Dubos thought carefully about his public messaging and its likely impacts—what he called his “public action.” For example, although often asked by leftists with whom he was sympathetic, he made it “an absolute rule” not to speak about the Vietnam War because whatever he said could be dismissed or “used wrong” because of his French origins (Mitchell 1972, B5). Thus, we may justifiably suppose that he consciously chose to say very little in the public sphere about the symbiotic gut flora that occupied so much of his scientific career and ask why. He could not have imagined that his audiences would not understand or be receptive to a detailed account of how our health depended on the right ecological community in our guts, given widespread consumer receptivity by the 1970s to advertising claims around our “natural, good bacteria” (Roszak 1995; Sangodeyi 2014, chap. 4).

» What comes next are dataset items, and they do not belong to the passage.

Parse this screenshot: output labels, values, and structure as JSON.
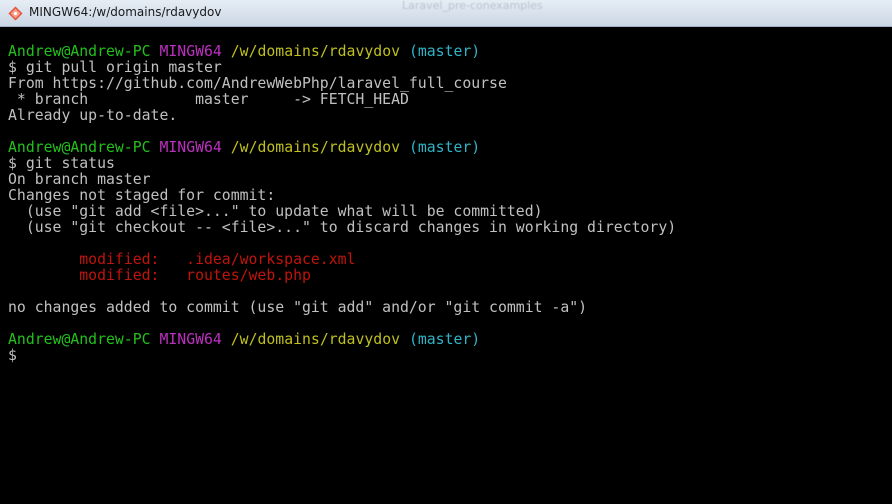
{
  "window": {
    "title": "MINGW64:/w/domains/rdavydov",
    "background_text": "Laravel_pre-conexamples",
    "app_icon": "git-bash-diamond-icon"
  },
  "colors": {
    "background": "#000000",
    "text": "#c0c0c0",
    "user": "#23c01c",
    "host": "#bd2fc0",
    "path": "#bfbf20",
    "branch": "#2fb4c8",
    "modified": "#c0140c"
  },
  "prompt": {
    "user": "Andrew@Andrew-PC",
    "host": "MINGW64",
    "path": "/w/domains/rdavydov",
    "branch": "(master)",
    "symbol": "$"
  },
  "terminal": {
    "cmd1": "$ git pull origin master",
    "out1_1": "From https://github.com/AndrewWebPhp/laravel_full_course",
    "out1_2": " * branch            master     -> FETCH_HEAD",
    "out1_3": "Already up-to-date.",
    "cmd2": "$ git status",
    "out2_1": "On branch master",
    "out2_2": "Changes not staged for commit:",
    "out2_3": "  (use \"git add <file>...\" to update what will be committed)",
    "out2_4": "  (use \"git checkout -- <file>...\" to discard changes in working directory)",
    "modified_1": "        modified:   .idea/workspace.xml",
    "modified_2": "        modified:   routes/web.php",
    "out2_5": "no changes added to commit (use \"git add\" and/or \"git commit -a\")",
    "cursor_prompt": "$"
  }
}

To speculate, in the absence of relevant archival information, I would suggest that the reason for Dubos’s neglect of our flora in his popular works is that assigning agency over our health to the microbes in our guts would align him more to the mainstream ecology activists he was trying to distinguish himself from, with their message of human vulnerability and dependency on the Earth’s ecosystems. This would complicate and partly undermine his central message that the choice of world is ours to make. This guess is consistent with an analysis of thirty popular periodical publications either by Dubos or containing an interview that appeared between 1970 and 1980. In these too he never mentions the microbiota. Tellingly, in the few instances that mention symbiosis, instead of the gut flora we might expect by way of illustration, he discusses humanized landscapes—a favorite topic—to demonstrate how positive anthropogenic change can sometimes be when a culture has a healthy relationship with the Earth. Here Dubos implicitly positions humanity as a symbiont in the bowels of the planet (for example, Mitchell 1972, Dubos 1972a). In any case, he consistently took care to focus all agency squarely on humanity, even when he acknowledged that the symbiosis is reciprocal. “Man creates himself,” Dubos liked to say (Dubos 1965b, p. 15), and he would not want to risk even the appearance of contradiction by describing how microbes shape us, where he saw the human future at stake.